James Surowiecki on the tax code’s debt bias:
If the benefits are illusory, the costs are all too real. Economies work best, generally speaking, when people are making decisions based on economic fundamentals, not on tax considerations. So, as much as possible, the tax system should be neutral between debt and equity, and between housing and other investments. It’s not, and, worse still, as we’ve seen in the past couple of years, debt magnifies risk: if companies or individuals rely on large amounts of leverage, it’s much easier for bad decisions to lead to insolvency, with significant ripple effects in the wider economy. A debt-ridden economy is inherently more fragile and more volatile. This doesn’t mean that the tax system caused the financial crisis; after all, the tax breaks have been around for a long time, and the crisis is new. But, as a recent I.M.F. study found, tax distortions likely made the total amount of debt that people and companies took on much bigger. And that made the bursting of the housing bubble especially damaging. So encouraging people to take on debt qualifies as a genuinely bad idea.

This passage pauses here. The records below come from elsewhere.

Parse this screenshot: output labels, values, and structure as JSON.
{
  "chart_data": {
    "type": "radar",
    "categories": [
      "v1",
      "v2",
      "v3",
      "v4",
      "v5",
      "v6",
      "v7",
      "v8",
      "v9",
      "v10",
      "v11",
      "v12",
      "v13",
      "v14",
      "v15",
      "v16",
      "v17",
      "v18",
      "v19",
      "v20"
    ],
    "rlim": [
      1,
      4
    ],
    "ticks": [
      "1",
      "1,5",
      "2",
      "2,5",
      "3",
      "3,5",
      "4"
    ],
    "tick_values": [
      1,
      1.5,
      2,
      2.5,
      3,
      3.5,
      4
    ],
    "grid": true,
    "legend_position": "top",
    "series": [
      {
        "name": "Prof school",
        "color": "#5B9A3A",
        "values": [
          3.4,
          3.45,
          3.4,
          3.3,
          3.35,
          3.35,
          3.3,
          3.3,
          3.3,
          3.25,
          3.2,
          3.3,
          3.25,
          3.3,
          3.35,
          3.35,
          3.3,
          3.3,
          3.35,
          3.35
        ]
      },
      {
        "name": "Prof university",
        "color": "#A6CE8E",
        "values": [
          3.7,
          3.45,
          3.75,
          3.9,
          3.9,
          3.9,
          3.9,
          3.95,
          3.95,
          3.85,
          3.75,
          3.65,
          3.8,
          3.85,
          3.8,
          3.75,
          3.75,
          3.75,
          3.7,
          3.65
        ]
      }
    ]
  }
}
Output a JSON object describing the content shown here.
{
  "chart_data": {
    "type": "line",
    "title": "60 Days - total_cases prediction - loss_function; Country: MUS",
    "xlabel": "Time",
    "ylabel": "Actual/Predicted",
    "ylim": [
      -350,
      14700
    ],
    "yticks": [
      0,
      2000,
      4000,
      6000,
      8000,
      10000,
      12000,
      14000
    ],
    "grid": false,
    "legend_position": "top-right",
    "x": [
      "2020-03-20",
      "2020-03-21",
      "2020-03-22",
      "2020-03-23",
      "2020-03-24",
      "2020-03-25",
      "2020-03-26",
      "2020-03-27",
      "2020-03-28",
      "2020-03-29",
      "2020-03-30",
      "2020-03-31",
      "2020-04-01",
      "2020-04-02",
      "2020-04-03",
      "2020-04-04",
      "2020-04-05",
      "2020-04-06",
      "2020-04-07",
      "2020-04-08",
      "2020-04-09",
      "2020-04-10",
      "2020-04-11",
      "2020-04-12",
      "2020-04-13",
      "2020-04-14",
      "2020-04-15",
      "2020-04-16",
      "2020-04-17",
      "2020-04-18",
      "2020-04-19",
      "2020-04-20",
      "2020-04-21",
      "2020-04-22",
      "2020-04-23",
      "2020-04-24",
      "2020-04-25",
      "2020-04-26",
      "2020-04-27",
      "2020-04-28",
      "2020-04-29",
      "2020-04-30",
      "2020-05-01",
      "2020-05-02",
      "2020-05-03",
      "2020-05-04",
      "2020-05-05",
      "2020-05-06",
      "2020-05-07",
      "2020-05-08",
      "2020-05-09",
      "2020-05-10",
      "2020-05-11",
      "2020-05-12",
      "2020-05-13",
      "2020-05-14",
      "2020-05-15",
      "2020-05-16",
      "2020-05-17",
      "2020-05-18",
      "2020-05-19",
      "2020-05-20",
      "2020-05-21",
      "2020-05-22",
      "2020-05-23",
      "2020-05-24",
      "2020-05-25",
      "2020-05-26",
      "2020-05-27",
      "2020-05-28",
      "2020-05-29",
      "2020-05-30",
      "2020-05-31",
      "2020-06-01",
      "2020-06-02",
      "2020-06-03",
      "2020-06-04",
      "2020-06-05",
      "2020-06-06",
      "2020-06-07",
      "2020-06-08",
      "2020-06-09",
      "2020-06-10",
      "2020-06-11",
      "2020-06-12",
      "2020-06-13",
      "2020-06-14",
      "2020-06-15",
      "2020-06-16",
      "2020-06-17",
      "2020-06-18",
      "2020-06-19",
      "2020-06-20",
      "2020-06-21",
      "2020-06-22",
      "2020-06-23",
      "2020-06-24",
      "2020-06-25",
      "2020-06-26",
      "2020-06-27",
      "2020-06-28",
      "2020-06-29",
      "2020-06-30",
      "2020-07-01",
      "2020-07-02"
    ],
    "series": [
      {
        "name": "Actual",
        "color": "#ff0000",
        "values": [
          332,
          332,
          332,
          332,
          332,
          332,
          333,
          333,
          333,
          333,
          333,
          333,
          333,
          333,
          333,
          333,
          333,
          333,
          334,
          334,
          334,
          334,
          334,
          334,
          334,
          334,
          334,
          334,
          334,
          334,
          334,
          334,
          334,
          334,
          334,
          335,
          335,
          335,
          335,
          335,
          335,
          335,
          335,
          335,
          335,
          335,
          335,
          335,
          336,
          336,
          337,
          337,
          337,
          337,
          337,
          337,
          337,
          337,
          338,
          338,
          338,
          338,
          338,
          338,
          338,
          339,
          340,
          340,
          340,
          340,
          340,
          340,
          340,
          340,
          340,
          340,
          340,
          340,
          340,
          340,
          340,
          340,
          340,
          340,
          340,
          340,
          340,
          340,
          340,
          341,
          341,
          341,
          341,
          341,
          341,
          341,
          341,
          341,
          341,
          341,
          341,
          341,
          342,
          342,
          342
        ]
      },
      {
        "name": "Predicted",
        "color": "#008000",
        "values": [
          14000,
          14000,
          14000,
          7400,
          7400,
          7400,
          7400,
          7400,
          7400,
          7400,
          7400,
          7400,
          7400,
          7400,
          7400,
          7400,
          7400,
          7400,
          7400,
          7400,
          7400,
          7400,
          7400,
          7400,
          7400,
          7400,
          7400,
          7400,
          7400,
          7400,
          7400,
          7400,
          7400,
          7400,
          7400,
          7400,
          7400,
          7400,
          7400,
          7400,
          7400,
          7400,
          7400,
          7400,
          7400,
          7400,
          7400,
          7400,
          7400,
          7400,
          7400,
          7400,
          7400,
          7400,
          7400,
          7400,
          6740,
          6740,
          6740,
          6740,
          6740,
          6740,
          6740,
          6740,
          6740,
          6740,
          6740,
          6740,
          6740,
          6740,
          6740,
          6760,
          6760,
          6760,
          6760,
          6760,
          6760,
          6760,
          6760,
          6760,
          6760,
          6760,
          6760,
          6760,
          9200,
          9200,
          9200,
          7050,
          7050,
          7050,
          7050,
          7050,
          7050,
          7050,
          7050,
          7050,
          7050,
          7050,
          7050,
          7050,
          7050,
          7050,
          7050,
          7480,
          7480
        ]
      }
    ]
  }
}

He is absolutely correct. The federal government’s encouragement of debt-taking, and of homeownership through the mortgage deduction Surowiecki highlights and Fannie Mae and Freddie Mac, set the stage, helped inflate the bubble, and magnified the losses in the recent recession.
Without the federal government’s involvement through Fannie Mae and Freddie Mac, and the tax code,1 the 2007-08 financial crisis would not have happened. Recession, yes; crisis, no.
Government involvement in the market distorts it, sometimes with disastrous results, no matter how good intentions are.